So again thank you for your time and comments, they are gonna really help me improve upon my current and future works. Could I maybe add you and use you for this type of work? Or atleast pm you the 3 after I fix em up? thanks to some of your helpfull ideas and my brains magic power of ramblin' they should be more literate or atleast keep worthy.
 
You took those criticisms really well. A lot of people can't handle hearing negative opinions about their work, but it's really the only way to progress. I was impressed with your reaction. You have the right attitude.

Feel free to PM me anything you like. I'm doing a course in Writing & Editing and I need the practice. It may take me a couple of days, but I'll continue to give you feedback if you like.

-tD
 
yeah man a day or 3 is worth the wait for real feedback, and yeah I knew right off I wasnt gonna develop a fanbase of positive critics. im just glad you were very professional and gave friendly criticism of my work and helpful hints or ideas. I was expecting another rude attack from all of the "pro" bluelighters haha not that I would not have found help from them, its just I visualize people more poking fun or bashing my thoughts of society instead of helping me realize what the reader would roll with or make obvious certain ideas not really that popular so I could stir that fire up with my words.

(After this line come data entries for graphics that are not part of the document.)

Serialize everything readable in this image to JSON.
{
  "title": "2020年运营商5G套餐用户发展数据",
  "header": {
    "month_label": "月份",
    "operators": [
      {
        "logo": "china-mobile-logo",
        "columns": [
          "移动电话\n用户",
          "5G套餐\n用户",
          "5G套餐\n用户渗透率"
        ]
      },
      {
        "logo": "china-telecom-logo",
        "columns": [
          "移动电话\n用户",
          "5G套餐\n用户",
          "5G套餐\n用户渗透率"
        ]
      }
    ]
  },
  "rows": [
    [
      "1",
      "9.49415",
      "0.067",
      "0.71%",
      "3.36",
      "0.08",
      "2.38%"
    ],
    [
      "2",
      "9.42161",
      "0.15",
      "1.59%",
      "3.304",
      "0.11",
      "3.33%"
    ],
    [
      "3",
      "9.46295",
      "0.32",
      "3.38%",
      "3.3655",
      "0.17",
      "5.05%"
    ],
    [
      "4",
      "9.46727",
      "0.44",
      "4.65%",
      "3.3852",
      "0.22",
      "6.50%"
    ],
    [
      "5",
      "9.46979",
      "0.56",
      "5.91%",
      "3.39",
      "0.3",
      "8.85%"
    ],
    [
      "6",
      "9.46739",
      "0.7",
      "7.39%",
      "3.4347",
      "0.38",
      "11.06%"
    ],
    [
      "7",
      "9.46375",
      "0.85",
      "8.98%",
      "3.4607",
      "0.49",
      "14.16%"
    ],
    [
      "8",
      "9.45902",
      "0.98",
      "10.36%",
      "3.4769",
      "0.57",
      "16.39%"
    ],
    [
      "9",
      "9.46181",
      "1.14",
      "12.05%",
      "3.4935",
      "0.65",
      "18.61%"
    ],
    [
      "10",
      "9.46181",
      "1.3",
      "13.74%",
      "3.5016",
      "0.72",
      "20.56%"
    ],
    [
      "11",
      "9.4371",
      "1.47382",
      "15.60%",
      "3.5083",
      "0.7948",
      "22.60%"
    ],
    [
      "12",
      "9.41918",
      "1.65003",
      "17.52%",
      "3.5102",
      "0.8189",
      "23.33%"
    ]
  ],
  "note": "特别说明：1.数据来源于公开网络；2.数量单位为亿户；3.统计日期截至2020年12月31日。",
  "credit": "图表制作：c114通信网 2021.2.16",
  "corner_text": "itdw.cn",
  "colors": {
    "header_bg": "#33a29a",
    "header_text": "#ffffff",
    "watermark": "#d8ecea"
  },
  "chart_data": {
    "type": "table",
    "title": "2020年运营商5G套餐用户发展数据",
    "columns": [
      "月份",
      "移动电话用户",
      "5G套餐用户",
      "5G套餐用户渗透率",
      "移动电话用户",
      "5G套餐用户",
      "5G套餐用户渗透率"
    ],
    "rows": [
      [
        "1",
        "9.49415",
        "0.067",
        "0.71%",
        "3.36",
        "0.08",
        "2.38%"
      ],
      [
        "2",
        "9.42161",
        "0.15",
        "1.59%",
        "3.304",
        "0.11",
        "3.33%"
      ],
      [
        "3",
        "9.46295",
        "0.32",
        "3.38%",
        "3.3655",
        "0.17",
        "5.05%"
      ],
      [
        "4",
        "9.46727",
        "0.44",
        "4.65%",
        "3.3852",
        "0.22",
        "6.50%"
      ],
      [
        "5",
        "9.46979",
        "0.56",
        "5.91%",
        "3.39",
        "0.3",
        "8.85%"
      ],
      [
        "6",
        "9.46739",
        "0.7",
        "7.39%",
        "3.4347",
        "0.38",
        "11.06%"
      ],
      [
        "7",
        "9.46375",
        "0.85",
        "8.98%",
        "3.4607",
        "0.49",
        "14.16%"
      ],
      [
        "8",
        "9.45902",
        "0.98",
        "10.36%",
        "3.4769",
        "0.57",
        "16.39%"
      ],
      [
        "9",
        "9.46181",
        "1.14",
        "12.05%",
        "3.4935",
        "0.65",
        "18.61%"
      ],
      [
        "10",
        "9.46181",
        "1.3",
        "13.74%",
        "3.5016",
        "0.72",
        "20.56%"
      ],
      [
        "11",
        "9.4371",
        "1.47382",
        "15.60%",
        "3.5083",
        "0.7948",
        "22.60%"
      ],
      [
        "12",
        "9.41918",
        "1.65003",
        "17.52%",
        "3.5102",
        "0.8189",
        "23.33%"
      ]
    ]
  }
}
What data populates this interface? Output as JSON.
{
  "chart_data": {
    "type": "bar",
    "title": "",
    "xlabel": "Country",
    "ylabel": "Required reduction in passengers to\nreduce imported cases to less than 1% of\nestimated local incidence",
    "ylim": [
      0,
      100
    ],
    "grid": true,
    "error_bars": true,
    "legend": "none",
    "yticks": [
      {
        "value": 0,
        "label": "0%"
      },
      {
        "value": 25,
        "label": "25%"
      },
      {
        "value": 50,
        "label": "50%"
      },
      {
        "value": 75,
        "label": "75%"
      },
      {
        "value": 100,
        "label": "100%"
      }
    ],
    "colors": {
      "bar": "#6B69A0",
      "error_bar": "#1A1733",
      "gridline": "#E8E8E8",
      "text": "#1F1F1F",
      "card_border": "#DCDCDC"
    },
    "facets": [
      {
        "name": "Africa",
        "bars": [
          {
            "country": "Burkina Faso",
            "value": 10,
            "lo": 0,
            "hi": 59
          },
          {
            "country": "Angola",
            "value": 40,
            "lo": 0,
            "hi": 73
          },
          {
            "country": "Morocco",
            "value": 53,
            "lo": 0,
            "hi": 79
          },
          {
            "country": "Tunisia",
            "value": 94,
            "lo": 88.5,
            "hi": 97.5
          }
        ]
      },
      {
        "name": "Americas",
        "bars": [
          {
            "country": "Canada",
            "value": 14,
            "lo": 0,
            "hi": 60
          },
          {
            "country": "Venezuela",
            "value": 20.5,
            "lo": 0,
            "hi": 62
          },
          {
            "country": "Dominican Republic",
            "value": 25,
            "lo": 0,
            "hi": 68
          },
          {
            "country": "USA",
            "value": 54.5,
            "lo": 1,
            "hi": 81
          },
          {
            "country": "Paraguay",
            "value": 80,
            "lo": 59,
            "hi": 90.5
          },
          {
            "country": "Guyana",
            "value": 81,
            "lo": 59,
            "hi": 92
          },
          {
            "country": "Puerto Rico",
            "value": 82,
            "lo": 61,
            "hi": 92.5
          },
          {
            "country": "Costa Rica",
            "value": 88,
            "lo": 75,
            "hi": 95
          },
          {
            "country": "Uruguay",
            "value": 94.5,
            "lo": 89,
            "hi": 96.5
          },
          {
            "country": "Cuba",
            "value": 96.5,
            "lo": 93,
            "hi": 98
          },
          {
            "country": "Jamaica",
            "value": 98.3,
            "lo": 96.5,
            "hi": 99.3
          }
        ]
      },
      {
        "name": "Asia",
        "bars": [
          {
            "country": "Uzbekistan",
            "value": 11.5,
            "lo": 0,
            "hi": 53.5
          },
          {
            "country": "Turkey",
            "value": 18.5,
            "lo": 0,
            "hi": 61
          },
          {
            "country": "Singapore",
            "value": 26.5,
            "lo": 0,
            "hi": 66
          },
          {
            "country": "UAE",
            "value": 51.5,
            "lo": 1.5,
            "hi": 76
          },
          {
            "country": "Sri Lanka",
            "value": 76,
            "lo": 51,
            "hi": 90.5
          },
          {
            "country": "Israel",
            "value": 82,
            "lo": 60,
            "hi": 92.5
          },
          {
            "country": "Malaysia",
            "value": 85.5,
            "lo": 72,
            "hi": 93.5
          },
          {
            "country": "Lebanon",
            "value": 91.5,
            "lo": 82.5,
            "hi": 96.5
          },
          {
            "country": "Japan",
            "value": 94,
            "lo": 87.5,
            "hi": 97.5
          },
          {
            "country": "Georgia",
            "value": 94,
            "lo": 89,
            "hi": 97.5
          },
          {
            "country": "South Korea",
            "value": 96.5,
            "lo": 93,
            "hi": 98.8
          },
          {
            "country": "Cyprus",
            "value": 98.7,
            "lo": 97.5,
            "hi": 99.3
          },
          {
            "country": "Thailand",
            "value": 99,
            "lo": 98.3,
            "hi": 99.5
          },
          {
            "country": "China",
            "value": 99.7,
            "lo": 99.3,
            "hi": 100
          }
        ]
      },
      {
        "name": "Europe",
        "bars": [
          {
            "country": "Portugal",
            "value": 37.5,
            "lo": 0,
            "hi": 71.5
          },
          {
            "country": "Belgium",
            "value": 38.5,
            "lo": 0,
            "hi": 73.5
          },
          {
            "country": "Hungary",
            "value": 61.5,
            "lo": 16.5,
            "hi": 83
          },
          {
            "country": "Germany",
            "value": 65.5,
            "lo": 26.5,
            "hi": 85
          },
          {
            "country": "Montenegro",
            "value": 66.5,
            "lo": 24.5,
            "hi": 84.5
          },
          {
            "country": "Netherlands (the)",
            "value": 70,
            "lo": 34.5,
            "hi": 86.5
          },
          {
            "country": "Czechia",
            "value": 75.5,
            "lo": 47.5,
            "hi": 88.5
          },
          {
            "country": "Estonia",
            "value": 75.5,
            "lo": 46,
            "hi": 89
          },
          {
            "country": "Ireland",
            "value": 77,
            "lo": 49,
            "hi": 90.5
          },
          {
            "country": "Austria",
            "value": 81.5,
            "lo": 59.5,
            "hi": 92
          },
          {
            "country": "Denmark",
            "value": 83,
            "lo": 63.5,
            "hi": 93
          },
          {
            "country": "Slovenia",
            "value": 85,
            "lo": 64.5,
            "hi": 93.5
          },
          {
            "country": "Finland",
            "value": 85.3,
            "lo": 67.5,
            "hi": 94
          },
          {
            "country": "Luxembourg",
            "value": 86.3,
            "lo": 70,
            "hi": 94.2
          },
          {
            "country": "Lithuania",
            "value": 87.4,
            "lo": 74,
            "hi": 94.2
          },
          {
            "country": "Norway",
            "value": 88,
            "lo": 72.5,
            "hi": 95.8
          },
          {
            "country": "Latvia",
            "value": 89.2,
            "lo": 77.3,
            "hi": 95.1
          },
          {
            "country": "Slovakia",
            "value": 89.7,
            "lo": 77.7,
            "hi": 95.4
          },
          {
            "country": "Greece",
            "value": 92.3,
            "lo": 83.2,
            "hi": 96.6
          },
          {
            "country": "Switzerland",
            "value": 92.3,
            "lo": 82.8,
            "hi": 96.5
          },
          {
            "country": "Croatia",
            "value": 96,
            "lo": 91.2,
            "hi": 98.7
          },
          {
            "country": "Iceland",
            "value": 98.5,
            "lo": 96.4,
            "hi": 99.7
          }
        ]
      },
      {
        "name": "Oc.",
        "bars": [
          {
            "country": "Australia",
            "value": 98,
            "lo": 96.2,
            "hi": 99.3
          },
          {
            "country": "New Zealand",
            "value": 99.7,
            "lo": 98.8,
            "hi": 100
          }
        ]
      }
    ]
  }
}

Also I just finished 2 creaive writting courses this past year so Im sorta just trying out my new toys, not so good with english in general, I just get lost when it comes to writting poetry, i find poetry to be curiously vast and anarcho in ways of no real rules, just space to ramble on and maybe a point to prove or a heart to move. hehe I do need to censor my want to rhyme so much, we shall treat it as a crime n such.
 
I grew up on their "die for your government" and "underground communication" they go down hill the more you listen, great lyrics they just sing too purty these days.